Gas-phase models for the nickel- and palladium-catalyzed deoxygenation of fatty acids

Using fatty acids as renewable sources of biofuels requires deoxygenation. While a number of promising catalysts have been developed to achieve this, their operating mechanisms are poorly understood. Here, model molecular systems are studied in the gas phase using mass spectrometry experiments and DFT calculations. The coordinated metal complexes [(phen)M(O₂CR)]⁺ (where phen=1,10‐phenanthroline; M=Ni or Pd; R=C_nH_2n+1, n≥2) are formed via electrospray ionization. Their collision‐induced dissociation (CID) initiates deoxygenation via loss of CO₂ and [C,H₂,O₂]. The CID spectrum of the stearate complexes (R=C₁₇H₃₅) also shows a series of cations [(phen)M(R’)]⁺ (where R’ < C₁₇) separated by 14 Da (CH₂) corresponding to losses of C₂H₄‐C₁₆H₃₂ (cracking products).

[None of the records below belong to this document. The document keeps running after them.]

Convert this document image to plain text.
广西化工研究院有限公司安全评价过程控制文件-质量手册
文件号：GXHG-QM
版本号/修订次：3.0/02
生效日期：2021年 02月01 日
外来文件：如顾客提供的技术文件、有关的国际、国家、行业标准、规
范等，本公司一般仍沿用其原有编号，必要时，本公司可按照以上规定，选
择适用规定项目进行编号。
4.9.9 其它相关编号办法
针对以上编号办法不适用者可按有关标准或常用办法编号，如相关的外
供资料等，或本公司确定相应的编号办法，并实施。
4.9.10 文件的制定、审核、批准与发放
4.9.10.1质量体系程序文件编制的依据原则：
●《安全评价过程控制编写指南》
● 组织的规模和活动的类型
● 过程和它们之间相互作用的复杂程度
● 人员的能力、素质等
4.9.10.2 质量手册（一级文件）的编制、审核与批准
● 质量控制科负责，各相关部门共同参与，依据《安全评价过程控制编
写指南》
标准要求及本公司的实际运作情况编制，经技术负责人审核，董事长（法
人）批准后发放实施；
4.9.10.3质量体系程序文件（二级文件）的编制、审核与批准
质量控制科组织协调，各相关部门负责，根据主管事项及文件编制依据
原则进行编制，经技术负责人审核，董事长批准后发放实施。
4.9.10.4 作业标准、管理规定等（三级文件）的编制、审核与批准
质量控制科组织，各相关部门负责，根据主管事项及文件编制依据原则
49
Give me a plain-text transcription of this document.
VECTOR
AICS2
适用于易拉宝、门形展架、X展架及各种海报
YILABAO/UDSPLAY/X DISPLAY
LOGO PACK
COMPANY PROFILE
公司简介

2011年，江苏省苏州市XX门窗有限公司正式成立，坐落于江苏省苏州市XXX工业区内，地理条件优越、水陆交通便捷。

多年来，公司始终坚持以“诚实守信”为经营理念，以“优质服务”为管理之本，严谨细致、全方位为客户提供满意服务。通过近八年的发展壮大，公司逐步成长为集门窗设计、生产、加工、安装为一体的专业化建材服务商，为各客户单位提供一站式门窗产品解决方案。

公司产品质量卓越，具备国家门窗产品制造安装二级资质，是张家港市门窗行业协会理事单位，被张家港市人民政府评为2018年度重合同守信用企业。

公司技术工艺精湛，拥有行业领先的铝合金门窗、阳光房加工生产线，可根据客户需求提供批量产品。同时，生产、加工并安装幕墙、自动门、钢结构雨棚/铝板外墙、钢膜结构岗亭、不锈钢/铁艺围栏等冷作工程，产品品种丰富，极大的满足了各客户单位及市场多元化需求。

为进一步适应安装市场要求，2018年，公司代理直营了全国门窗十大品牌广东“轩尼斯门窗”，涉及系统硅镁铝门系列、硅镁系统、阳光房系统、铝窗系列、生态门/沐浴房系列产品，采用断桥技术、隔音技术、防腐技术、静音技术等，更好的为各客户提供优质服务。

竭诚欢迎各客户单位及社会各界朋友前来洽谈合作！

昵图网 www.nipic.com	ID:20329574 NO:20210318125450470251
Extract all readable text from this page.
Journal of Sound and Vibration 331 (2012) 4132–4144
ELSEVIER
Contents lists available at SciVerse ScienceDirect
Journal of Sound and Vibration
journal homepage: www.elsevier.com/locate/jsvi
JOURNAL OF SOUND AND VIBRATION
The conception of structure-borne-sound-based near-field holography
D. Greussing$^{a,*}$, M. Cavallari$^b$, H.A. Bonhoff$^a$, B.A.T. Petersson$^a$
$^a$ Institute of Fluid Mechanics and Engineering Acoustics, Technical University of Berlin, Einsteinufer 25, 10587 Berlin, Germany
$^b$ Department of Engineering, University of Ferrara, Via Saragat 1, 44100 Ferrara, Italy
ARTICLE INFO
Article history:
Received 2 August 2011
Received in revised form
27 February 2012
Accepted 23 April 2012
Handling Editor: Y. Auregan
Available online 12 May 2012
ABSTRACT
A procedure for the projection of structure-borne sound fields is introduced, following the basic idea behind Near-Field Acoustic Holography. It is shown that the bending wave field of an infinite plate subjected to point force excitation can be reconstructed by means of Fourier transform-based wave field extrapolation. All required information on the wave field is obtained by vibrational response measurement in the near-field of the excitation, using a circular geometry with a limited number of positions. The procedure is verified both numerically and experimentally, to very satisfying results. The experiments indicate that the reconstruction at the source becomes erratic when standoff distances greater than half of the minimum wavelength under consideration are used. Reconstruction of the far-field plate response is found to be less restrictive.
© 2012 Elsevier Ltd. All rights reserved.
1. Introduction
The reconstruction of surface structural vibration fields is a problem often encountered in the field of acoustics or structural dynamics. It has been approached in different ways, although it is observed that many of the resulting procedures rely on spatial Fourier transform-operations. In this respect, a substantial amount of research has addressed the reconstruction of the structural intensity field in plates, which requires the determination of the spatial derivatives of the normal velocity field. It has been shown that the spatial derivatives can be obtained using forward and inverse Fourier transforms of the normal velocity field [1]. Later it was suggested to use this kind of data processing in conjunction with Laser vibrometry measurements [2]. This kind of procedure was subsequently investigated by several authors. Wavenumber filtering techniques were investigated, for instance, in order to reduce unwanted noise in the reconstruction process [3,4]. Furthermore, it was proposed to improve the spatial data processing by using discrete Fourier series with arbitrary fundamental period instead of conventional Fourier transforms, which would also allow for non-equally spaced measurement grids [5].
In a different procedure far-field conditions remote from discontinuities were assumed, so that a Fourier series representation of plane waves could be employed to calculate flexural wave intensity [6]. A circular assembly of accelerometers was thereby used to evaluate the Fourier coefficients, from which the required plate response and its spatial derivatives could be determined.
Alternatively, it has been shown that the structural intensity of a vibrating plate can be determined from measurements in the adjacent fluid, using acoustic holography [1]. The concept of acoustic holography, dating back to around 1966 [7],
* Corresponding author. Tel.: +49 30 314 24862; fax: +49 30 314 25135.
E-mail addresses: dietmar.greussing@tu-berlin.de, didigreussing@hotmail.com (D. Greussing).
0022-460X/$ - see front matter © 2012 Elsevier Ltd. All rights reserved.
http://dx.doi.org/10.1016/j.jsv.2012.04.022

Sequential CID of [(phen)M(R’)]⁺ ultimately leads to [(phen)M(H)]⁺ and [(phen)M(CH₃)]⁺, both of which react with volatile carboxylic acids, RCO₂H, (acetic, propionic, and butyric) to reform the coordinated carboxylate complexes [(phen)M(O₂CR)]⁺. In contrast, cracking products with longer carbon chains, [(phen)M(R)]⁺ (R>C₂), were unreactive towards these carboxylic acids. DFT calculations are consistent with these results and reveal that the approach of the carboxylic acid to the “free” coordination site is blocked by agostic interactions for R > CH₃.